As I said, Knime can open files with any size. It’s your system that is limiting it. There were a few questions and suggestions that were made regarding your memory allocation. Did you try them? You mentioned that you increased the size of memory of your system, but I then asked if you also increased the allocation of memory to Knime? With 32GB, you should easily be able to open a 6.2GB file.
Is that a requirement, or is this your workaround because you cannot open a big file? Try to assign the proper amount of memory to your Knime, it should work.
Regardless, it’s also good to know how to partially read a file.
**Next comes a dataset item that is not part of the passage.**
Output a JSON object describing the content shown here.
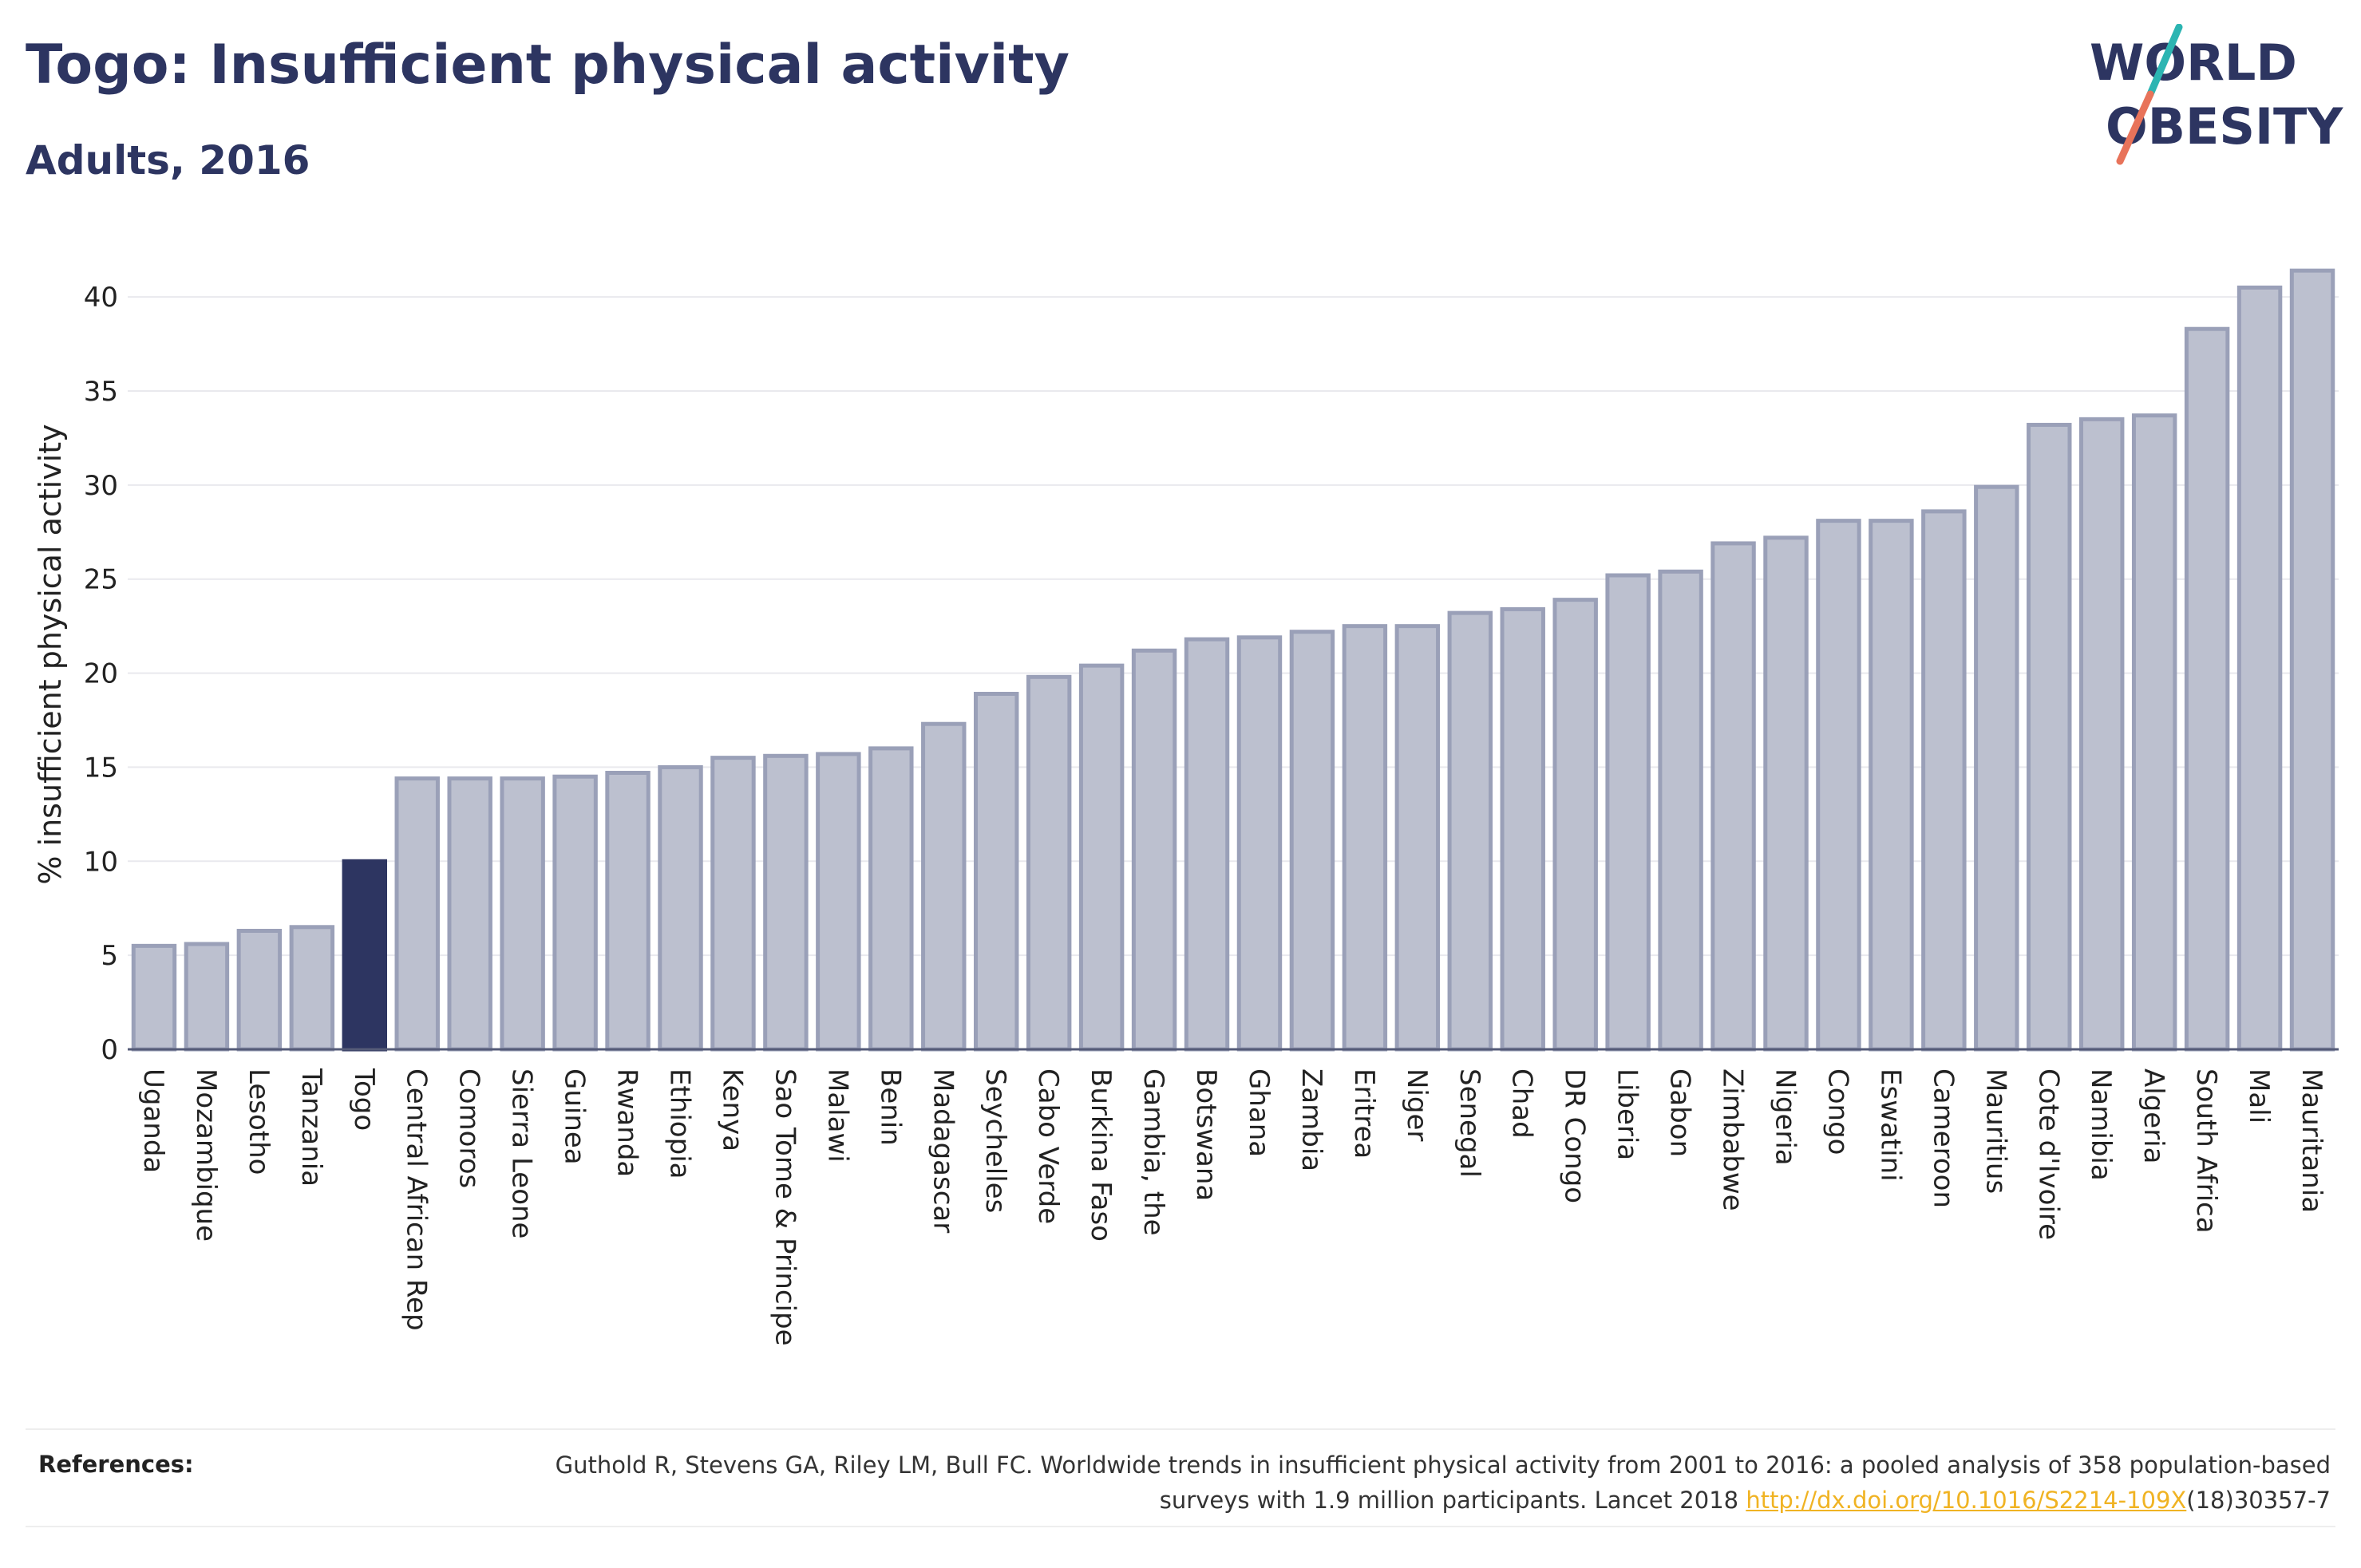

The Excel Reader allows you to read from a start row to an end row, so you can partially read an Excel file:
The CSV Reader and the File Reader also both allow you to read a file partially by setting parameters in the Limit Rows tab:
And of course, as always in Knime, any setting you can set manually can be controlled by a variable dynamically, and so for all these settings, you can set the values dynamically in the Flow Variables tab:
I’m not sure what the “w” means in 100w or 200w (and by the way, if you do 100w rows, the second time it will be (100w+1) to 200w rows), but to keep it simple, let’s say we have a file containing 20 records and I want to read 5 lines at a time.
That means it should read:
1: 1-5 rows
2: 6-10 rows
3: 11-15 rows
4: 16-20 rows
Do you see a pattern here?
Rows to read: 5
Starting rows of every run: ((run-1) x 5) + 1
The good thing is that when you run this in a loop, Knime will give you what is the currentIteration is, and since iteration number starts with 0, in reality, this is what you will get:
Iteration | rows read
0 | 1-5
1 | 6-10
2 | 11-15
3 | 16-20
So, to get the starting row of each iteration, you can just use ($currentIteration$ * 5) + 1
, meaning if you want to know how many rows to skip for each iteration, it’s just $currentIteration$ * 5
, of course where 5 is the number of rows you want to read, so in reality, the proper formula would be:
Rows to skip: $currentIteration$ * $rows_per_batch$